Question

What much bigger is $5{{\text{x}}^2}{{\text{y}}^2} - 18{\text{x}}{{\text{y}}^2} - 10{{\text{x}}^2}{\text{y}}$ than $ - 5{{\text{x}}^2} + 6{{\text{x}}^2}{\text{y}} - 7{\text{xy}}$?

Answer 1

Hint: Subtract the second polynomial$\left( { - 5{{\text{x}}^2} + 6{{\text{x}}^2}{\text{y}} - 7{\text{xy}}} \right)$ from first polynomial$\left( {5{{\text{x}}^2}{{\text{y}}^2} - 18{\text{x}}{{\text{y}}^2} - 10{{\text{x}}^2}{\text{y}}} \right)$ . The difference of the two polynomials tell us how much bigger the first polynomial is from other polynomials.

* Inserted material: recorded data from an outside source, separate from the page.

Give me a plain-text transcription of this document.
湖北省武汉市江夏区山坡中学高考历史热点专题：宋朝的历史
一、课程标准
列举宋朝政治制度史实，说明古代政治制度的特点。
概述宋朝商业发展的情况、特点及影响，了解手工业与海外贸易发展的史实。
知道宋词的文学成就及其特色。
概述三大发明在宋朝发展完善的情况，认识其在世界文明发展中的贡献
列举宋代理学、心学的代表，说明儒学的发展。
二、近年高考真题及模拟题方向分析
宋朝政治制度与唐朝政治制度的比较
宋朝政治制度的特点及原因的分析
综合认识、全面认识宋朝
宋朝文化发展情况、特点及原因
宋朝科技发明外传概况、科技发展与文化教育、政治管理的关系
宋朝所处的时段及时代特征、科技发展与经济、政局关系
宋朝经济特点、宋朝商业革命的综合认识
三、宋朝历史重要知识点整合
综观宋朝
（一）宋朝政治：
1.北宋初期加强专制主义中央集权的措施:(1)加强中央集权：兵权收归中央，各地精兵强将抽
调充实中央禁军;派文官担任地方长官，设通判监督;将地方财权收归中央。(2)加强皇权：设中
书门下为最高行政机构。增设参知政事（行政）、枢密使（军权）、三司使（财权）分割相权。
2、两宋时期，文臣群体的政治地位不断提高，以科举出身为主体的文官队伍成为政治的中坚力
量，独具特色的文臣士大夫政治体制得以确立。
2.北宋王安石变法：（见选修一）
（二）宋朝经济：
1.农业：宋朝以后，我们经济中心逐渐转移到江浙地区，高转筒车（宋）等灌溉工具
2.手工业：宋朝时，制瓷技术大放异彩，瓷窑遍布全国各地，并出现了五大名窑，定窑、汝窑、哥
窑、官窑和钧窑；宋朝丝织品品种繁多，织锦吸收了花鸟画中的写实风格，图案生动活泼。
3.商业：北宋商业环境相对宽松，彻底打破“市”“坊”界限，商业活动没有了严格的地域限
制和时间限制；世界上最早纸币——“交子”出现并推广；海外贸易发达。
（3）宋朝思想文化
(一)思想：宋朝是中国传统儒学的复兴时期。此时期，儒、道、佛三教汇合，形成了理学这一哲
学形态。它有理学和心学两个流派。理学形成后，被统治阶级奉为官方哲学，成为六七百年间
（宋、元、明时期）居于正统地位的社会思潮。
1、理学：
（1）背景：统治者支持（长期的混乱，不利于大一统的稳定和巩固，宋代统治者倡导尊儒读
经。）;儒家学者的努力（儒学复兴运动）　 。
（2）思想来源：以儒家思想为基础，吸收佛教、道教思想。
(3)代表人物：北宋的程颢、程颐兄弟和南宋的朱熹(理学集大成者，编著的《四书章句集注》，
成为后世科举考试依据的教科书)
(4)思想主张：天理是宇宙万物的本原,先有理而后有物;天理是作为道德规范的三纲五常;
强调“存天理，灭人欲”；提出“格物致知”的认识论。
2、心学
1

Complete step-by-step answer:
Given, first polynomial= $5{{\text{x}}^2}{{\text{y}}^2} - 18{\text{x}}{{\text{y}}^2} - 10{{\text{x}}^2}{\text{y}}$
And, second polynomial= $ - 5{{\text{x}}^2} + 6{{\text{x}}^2}{\text{y}} - 7{\text{xy}}$
We have to find how much bigger the first polynomial is from the second polynomial. To find this, we have to find the difference between these two polynomials. Then,
First polynomial- second polynomial=difference of the polynomial
$ \Rightarrow $ $5{{\text{x}}^2}{{\text{y}}^2} - 18{\text{x}}{{\text{y}}^2} - 10{{\text{x}}^2}{\text{y}}$$ - \left( { - 5{{\text{x}}^2} + 6{{\text{x}}^2}{\text{y}} - 7{\text{xy}}} \right) = $ Difference
Now open the bracket and multiply the sign inside the bracket-
$ \Rightarrow $ Difference=$5{{\text{x}}^2}{{\text{y}}^2} - 18{\text{x}}{{\text{y}}^2} - 10{{\text{x}}^2}{\text{y}} + 5{{\text{x}}^2} - 6{{\text{x}}^2}{\text{y + }}7{\text{xy}}$
Now separate the common terms and simplify the eq.-
$ \Rightarrow $ Difference=$5{{\text{x}}^2}{{\text{y}}^2} - 18{\text{x}}{{\text{y}}^2} - 10{{\text{x}}^2}{\text{y}} - 6{{\text{x}}^2}{\text{y}} + 5{{\text{x}}^2}{\text{ + }}7{\text{xy}}$
$ \Rightarrow $ Difference=$5{{\text{x}}^2}{{\text{y}}^2} - 18{\text{x}}{{\text{y}}^2} - 16{{\text{x}}^2}{\text{y}} + 5{{\text{x}}^2}{\text{ + }}7{\text{xy}}$
So the first polynomial is $5{{\text{x}}^2}{{\text{y}}^2} - 18{\text{x}}{{\text{y}}^2} - 16{{\text{x}}^2}{\text{y}} + 5{{\text{x}}^2}{\text{ + }}7{\text{xy}}$ bigger than second polynomial.

Note: The student may go wrong when subtracting the polynomials if they subtract the coefficient of different terms. We should remember that coefficients of only the same terms can be subtracted the rest of the terms are written the same. Like the coefficient of ${{\text{x}}^2}{\text{y}}$ are subtracted because they have common term ${{\text{x}}^2}{\text{y}}$.The rest of the terms are written the same.